Starting around 20 years ago, low-fat diets became the craze among people trying to lose weight and live healthier lifestyles. The basic mantra was to eat less fatty food and increase activity levels. However, in recent years, studies in -nutrition have laid waste to this belief as it has become evident that not all fats are the same.
Now we know that saturated fats and trans fatty acids (a.k.a. trans fats) are the ones that should be avoided as much as possible. These “bad” fats can raise cholesterol, clog arteries, and increase the risk of heart disease. Unsaturated fats, on the other hand, are actually good for you in moderation, helping to lower cholesterol levels and reduce the risk of heart disease. Although they can all be categorized as fats, saturated and unsaturated fats affect your health in completely different ways.
Active vs. Passive Investing
Much has been made over the years about active investment strategies/managers having difficulty outperforming passive investment strategies net of fees over long periods of time. For a quick definition in case you are unfamiliar with the terms, active managers seek to outperform the market via stock selection and -asset allocation decisions whereas passive managers simply accept the market return by duplicating market indices like the S&P 500 or Dow Jones Industrial Average. To the credit of the passive camp, many studies have confirmed that the majority of active managers fail to outperform their benchmark index over time.
Not All Active Managers Are the Same
New thinking in the financial community suggests that active managers may be being painted with too broad a brush. In 2009, Martijn Cremers of Notre Dame and Antti Petjisto of Yale, published a research paper entitled, “How Active is Your Fund Manager?

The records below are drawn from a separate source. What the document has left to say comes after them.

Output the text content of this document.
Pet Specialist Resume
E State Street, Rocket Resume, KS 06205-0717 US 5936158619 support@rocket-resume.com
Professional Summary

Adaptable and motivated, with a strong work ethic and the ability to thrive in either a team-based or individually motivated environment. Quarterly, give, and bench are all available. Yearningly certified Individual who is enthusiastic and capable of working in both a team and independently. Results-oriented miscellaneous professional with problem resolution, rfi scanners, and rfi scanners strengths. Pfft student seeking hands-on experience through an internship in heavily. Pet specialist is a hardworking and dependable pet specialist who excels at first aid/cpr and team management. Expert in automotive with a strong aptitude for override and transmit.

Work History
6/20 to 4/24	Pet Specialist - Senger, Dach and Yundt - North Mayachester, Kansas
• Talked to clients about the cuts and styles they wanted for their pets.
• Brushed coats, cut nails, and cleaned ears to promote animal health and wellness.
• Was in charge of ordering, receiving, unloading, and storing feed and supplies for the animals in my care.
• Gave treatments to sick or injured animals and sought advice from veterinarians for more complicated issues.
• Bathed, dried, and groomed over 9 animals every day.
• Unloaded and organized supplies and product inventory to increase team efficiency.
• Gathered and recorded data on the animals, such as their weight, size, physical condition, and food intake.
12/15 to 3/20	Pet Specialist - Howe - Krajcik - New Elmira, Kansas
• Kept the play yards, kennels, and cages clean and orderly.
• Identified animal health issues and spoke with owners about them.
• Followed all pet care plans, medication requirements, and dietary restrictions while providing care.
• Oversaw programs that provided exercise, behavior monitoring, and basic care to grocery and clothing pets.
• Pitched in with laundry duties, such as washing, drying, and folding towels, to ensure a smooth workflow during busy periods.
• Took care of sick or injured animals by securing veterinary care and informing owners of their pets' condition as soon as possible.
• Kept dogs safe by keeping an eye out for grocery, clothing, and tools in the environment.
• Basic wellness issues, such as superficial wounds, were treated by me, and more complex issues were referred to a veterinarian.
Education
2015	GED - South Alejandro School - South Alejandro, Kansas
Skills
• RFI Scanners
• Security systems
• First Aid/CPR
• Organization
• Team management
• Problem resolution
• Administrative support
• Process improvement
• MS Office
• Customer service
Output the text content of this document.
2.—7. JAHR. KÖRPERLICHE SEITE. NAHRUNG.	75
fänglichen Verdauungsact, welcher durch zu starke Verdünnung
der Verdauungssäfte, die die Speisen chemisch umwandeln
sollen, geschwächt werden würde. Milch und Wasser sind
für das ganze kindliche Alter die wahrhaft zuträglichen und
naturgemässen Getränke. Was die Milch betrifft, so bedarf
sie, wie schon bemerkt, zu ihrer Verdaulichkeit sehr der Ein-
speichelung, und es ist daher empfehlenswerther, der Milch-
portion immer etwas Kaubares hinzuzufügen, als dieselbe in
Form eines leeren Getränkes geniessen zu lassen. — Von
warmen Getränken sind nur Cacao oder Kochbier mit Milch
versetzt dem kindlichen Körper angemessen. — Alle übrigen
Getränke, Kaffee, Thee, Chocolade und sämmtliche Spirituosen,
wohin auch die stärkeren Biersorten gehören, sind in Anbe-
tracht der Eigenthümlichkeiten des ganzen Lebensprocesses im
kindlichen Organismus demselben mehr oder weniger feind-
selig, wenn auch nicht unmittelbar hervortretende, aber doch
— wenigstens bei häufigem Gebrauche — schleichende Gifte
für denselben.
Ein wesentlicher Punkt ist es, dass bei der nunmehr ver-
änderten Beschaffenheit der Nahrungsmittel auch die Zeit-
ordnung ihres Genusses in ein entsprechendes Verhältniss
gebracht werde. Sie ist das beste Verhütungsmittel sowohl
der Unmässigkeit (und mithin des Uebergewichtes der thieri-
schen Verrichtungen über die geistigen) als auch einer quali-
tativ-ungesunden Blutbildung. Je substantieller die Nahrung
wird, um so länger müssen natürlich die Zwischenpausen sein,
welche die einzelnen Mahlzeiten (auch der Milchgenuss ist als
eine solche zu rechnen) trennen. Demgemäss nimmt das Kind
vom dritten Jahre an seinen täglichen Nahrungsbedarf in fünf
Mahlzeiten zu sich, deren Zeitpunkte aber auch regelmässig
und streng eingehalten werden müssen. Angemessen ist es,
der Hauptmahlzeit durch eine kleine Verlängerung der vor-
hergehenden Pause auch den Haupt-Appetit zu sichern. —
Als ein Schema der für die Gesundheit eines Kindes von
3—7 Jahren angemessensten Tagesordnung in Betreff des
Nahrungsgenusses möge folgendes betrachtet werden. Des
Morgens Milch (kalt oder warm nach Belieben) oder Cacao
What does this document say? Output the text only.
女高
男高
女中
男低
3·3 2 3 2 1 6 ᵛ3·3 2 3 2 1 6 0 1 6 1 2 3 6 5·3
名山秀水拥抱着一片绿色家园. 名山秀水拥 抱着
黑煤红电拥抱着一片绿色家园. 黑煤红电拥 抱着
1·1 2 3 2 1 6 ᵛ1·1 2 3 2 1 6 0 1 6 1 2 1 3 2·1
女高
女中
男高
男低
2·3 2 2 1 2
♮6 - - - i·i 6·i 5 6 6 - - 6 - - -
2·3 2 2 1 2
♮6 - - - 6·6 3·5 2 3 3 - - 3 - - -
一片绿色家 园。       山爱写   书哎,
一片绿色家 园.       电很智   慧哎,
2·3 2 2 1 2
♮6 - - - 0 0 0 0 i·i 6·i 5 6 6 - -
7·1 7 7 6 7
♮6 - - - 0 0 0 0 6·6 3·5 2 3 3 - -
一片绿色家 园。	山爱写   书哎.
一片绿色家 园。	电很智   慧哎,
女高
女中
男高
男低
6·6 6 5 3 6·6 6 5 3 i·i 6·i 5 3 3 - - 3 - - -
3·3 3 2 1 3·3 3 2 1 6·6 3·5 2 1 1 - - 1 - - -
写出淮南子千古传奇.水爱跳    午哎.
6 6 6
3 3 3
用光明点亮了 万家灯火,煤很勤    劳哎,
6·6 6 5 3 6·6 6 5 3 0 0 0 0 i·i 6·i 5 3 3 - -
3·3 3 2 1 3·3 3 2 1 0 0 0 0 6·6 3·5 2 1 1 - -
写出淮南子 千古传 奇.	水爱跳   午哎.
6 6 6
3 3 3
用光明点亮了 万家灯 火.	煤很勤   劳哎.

A New Measure That Predicts Performance”. The measure referenced in the title, which they called “active share”, is the percentage of a fund’s holdings that differs from the holdings of its benchmark index. The higher the percentage, the more actively-managed a fund is. For example, a mutual fund with an active share of 80% means that 80% of its assets are different from those of its benchmark index while the remaining 20% closely track the index.
The most interesting finding in their study was that funds with a high active share fared much better relative to their benchmarks than funds with a low active share. According to the study, between 1990 and 2003, funds with an active share of at least 90% outperformed their benchmark by 1.13% per year net of fees. During the same timeframe, funds with an active share below 60% underperformed their benchmark by 1.42% per year net of fees.
The reason for the performance differential is simple. Funds with a low active share closely track their benchmark index. Despite claiming to run an active investment strategy, they are “closet index funds” as we like to say in our industry. But because these closet index funds charge higher fees typically associated with active management, they have a hard time making up for those fees with outperformance. For example, if an active fund closely tracks the S&P 500 Index but charges a 1% management fee for their “expertise”, the fund will likely underperform by about 1% per year because of those fees and a market-like expected return. An investor in that case would be better served just buying a passive index fund that charges fees that are typically 80% to 90% less.
Conclusion
While the debate between active and passive strategies is hardly over, the concept of active share provides new food for thought. It is clear that not all actively-managed funds are truly active, so it will be important to attempt to properly measure the performance of true active managers relative to their benchmark indices in this ongoing debate. Lumping together true stock pickers and asset allocators along with closet index funds will certainly lead to misleading comparisons between active and passive strategies.